ついに動き出した電子マンガ「中古売買」の成算 ブロックチェーンで業界のタブーを解消?
電子書籍では、コンテンツデータを売買しているわけではなく、ユーザーは購入先の電子書店との間でコンテンツの閲覧、表示など使用権の許諾を受ける形が一般的。そのため電子書店がサービスを停止した場合は、購入済みの電子書籍が読めなくなることもあった。
これに対してメディアドゥHDは、ブロックチェーンを使ってすべての取引履歴を記録しデータを永久保存することで、電子書店が閉鎖された場合もユーザーを保護する仕組みを構築。電子書籍に対する消費者の不安を軽減することで、市場のさらなる拡大につなげることを目指している。
「ブロックチェーンはデータを分散管理するために信頼性が高く、すべての履歴が残るために改ざんができない。暗号資産との親和性も高いため海外展開も見込める」(メディアドゥHD)と説明する。
また、このブロックチェーンを活用した流通システムで技術的に可能になるのが、電子書籍の2次流通(中古売買)だ。
同社の藤田恭嗣社長は2019年10月の中間決算説明会で「2次流通市場ができることで、新刊の購入が増えてマーケットの拡大につながると考えている。フリマサービスの浸透で2次流通市場が確立されている分野では、使い終われば売ればいいと気軽に購入する消費者が増えている」と発言。フリマアプリ「メルカリ」の登場でリユース品市場が拡大したように、業界全体の活性化につなげたい狙いを示した。

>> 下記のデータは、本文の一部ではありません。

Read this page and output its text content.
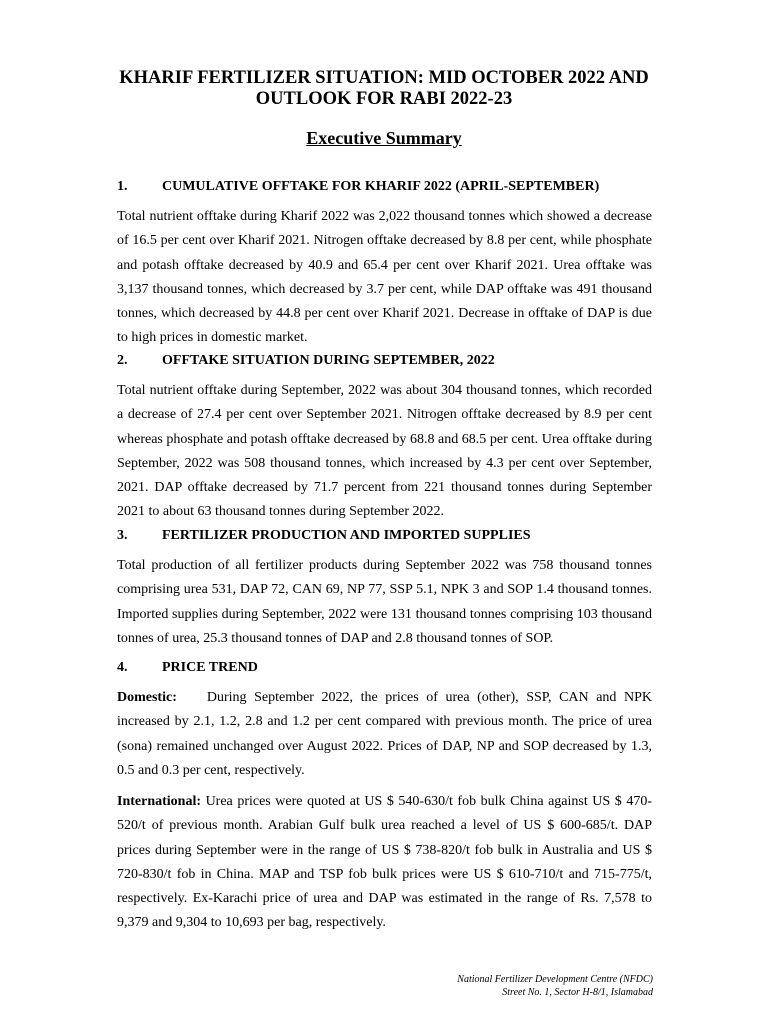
KHARIF FERTILIZER SITUATION: MID OCTOBER 2022 AND
OUTLOOK FOR RABI 2022-23
Executive Summary
1. CUMULATIVE OFFTAKE FOR KHARIF 2022 (APRIL-SEPTEMBER)

Total nutrient offtake during Kharif 2022 was 2,022 thousand tonnes which showed a decrease of 16.5 per cent over Kharif 2021. Nitrogen offtake decreased by 8.8 per cent, while phosphate and potash offtake decreased by 40.9 and 65.4 per cent over Kharif 2021. Urea offtake was 3,137 thousand tonnes, which decreased by 3.7 per cent, while DAP offtake was 491 thousand tonnes, which decreased by 44.8 per cent over Kharif 2021. Decrease in offtake of DAP is due to high prices in domestic market.

2. OFFTAKE SITUATION DURING SEPTEMBER, 2022

Total nutrient offtake during September, 2022 was about 304 thousand tonnes, which recorded a decrease of 27.4 per cent over September 2021. Nitrogen offtake decreased by 8.9 per cent whereas phosphate and potash offtake decreased by 68.8 and 68.5 per cent. Urea offtake during September, 2022 was 508 thousand tonnes, which increased by 4.3 per cent over September, 2021. DAP offtake decreased by 71.7 percent from 221 thousand tonnes during September 2021 to about 63 thousand tonnes during September 2022.

3. FERTILIZER PRODUCTION AND IMPORTED SUPPLIES

Total production of all fertilizer products during September 2022 was 758 thousand tonnes comprising urea 531, DAP 72, CAN 69, NP 77, SSP 5.1, NPK 3 and SOP 1.4 thousand tonnes. Imported supplies during September, 2022 were 131 thousand tonnes comprising 103 thousand tonnes of urea, 25.3 thousand tonnes of DAP and 2.8 thousand tonnes of SOP.

4. PRICE TREND

Domestic: During September 2022, the prices of urea (other), SSP, CAN and NPK increased by 2.1, 1.2, 2.8 and 1.2 per cent compared with previous month. The price of urea (sona) remained unchanged over August 2022. Prices of DAP, NP and SOP decreased by 1.3, 0.5 and 0.3 per cent, respectively.

International: Urea prices were quoted at US $ 540-630/t fob bulk China against US $ 470-520/t of previous month. Arabian Gulf bulk urea reached a level of US $ 600-685/t. DAP prices during September were in the range of US $ 738-820/t fob bulk in Australia and US $ 720-830/t fob in China. MAP and TSP fob bulk prices were US $ 610-710/t and 715-775/t, respectively. Ex-Karachi price of urea and DAP was estimated in the range of Rs. 7,578 to 9,379 and 9,304 to 10,693 per bag, respectively.

National Fertilizer Development Centre (NFDC)
Street No. 1, Sector H-8/1, Islamabad
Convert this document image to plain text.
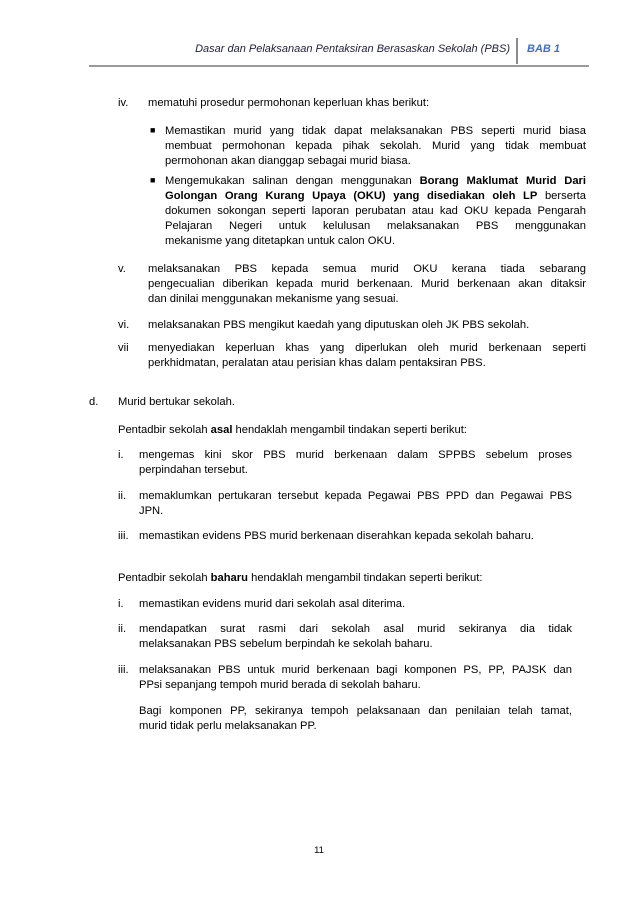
Dasar dan Pelaksanaan Pentaksiran Berasaskan Sekolah (PBS) BAB 1
iv. mematuhi prosedur permohonan keperluan khas berikut:
■ Memastikan murid yang tidak dapat melaksanakan PBS seperti murid biasa
membuat permohonan kepada pihak sekolah. Murid yang tidak membuat
permohonan akan dianggap sebagai murid biasa.
■ Mengemukakan salinan dengan menggunakan Borang Maklumat Murid Dari
Golongan Orang Kurang Upaya (OKU) yang disediakan oleh LP berserta
dokumen sokongan seperti laporan perubatan atau kad OKU kepada Pengarah
Pelajaran Negeri untuk kelulusan melaksanakan PBS menggunakan
mekanisme yang ditetapkan untuk calon OKU.
v. melaksanakan PBS kepada semua murid OKU kerana tiada sebarang
pengecualian diberikan kepada murid berkenaan. Murid berkenaan akan ditaksir
dan dinilai menggunakan mekanisme yang sesuai.
vi. melaksanakan PBS mengikut kaedah yang diputuskan oleh JK PBS sekolah.
vii menyediakan keperluan khas yang diperlukan oleh murid berkenaan seperti
perkhidmatan, peralatan atau perisian khas dalam pentaksiran PBS.
d. Murid bertukar sekolah.
Pentadbir sekolah asal hendaklah mengambil tindakan seperti berikut:
i. mengemas kini skor PBS murid berkenaan dalam SPPBS sebelum proses
perpindahan tersebut.
ii. memaklumkan pertukaran tersebut kepada Pegawai PBS PPD dan Pegawai PBS
JPN.
iii. memastikan evidens PBS murid berkenaan diserahkan kepada sekolah baharu.
Pentadbir sekolah baharu hendaklah mengambil tindakan seperti berikut:
i. memastikan evidens murid dari sekolah asal diterima.
ii. mendapatkan surat rasmi dari sekolah asal murid sekiranya dia tidak
melaksanakan PBS sebelum berpindah ke sekolah baharu.
iii. melaksanakan PBS untuk murid berkenaan bagi komponen PS, PP, PAJSK dan
PPsi sepanjang tempoh murid berada di sekolah baharu.
Bagi komponen PP, sekiranya tempoh pelaksanaan dan penilaian telah tamat,
murid tidak perlu melaksanakan PP.
11
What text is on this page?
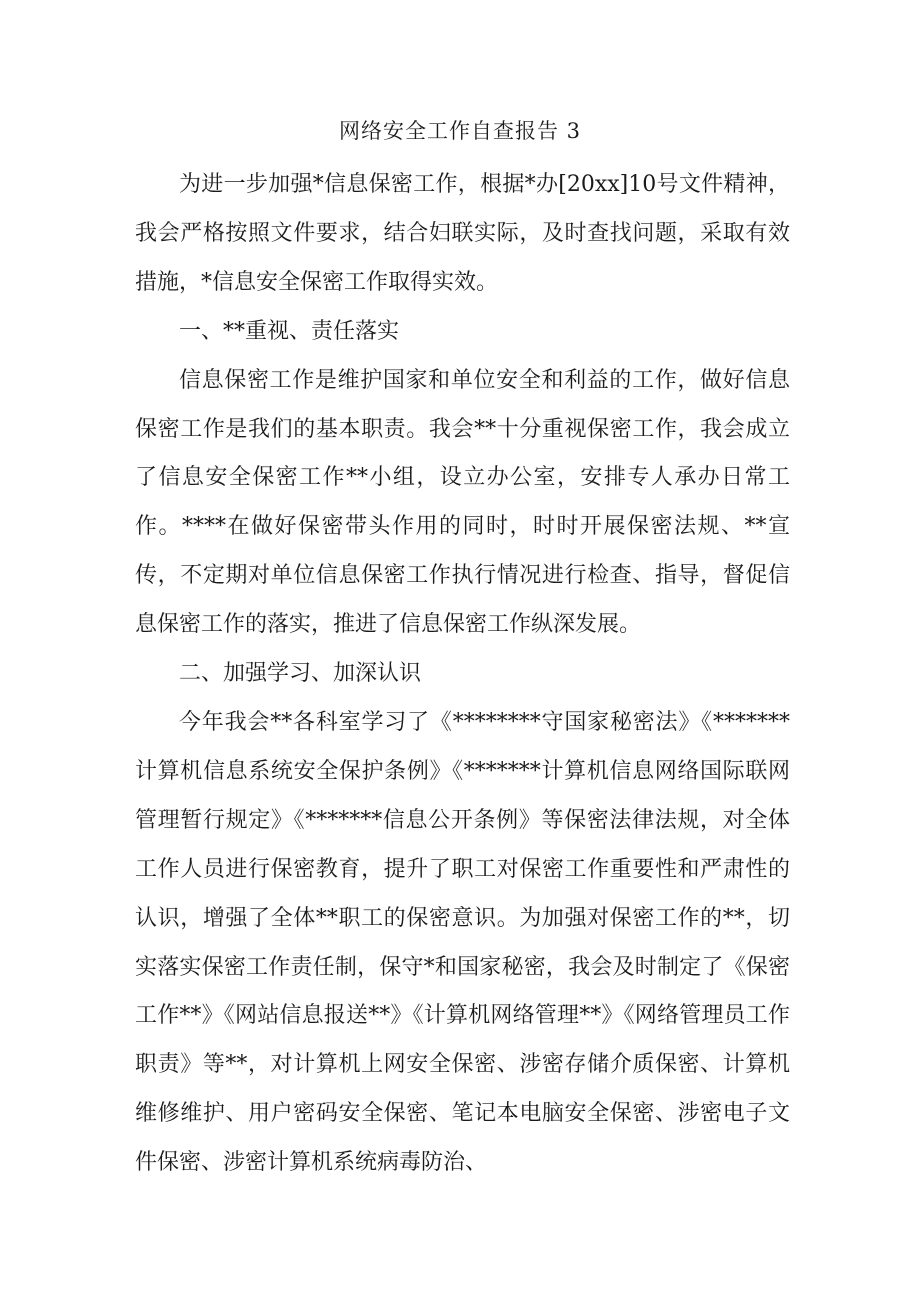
网络安全工作自查报告 3

为进一步加强*信息保密工作，根据*办[20xx]10号文件精神，我会严格按照文件要求，结合妇联实际，及时查找问题，采取有效措施，*信息安全保密工作取得实效。

一、**重视、责任落实

信息保密工作是维护国家和单位安全和利益的工作，做好信息保密工作是我们的基本职责。我会**十分重视保密工作，我会成立了信息安全保密工作**小组，设立办公室，安排专人承办日常工作。****在做好保密带头作用的同时，时时开展保密法规、**宣传，不定期对单位信息保密工作执行情况进行检查、指导，督促信息保密工作的落实，推进了信息保密工作纵深发展。

二、加强学习、加深认识

今年我会**各科室学习了《********守国家秘密法》《*******计算机信息系统安全保护条例》《*******计算机信息网络国际联网管理暂行规定》《*******信息公开条例》等保密法律法规，对全体工作人员进行保密教育，提升了职工对保密工作重要性和严肃性的认识，增强了全体**职工的保密意识。为加强对保密工作的**，切实落实保密工作责任制，保守*和国家秘密，我会及时制定了《保密工作**》《网站信息报送**》《计算机网络管理**》《网络管理员工作职责》等**，对计算机上网安全保密、涉密存储介质保密、计算机维修维护、用户密码安全保密、笔记本电脑安全保密、涉密电子文件保密、涉密计算机系统病毒防治、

メディアドゥHDは1700以上の出版社との取引口座を持ち、電子書籍を提供する出版社のほぼ全社と取引実績がある。電子書店側では150店以上と取引実績があり、AmazonのKindleストアなど、ユーザー利用率の高い電子書店の大半と取引している。
電子書籍ならではの問題点
インプレス総合研究所の「電子書籍ビジネス調査報告書2019」の試算によると、電子書籍取次を経由しない出版社直営の電子書店を含めた電子書籍(電子雑誌含まず)の2018年度の市場規模は2826億円。同年度のメディアドゥHDの流通総額は950億円と3割超を占め、業界トップとなる。
ただ、電子書籍の2次流通には懸念もある。紙の書籍の場合、ページが折れ曲がったり汚れがつくなど、中古は新品に比べて物理的に劣化する。しかし、電子書籍は中古でも実質的には新品と変わらないため、価格の安い中古ばかり売れるということにもなりかねない。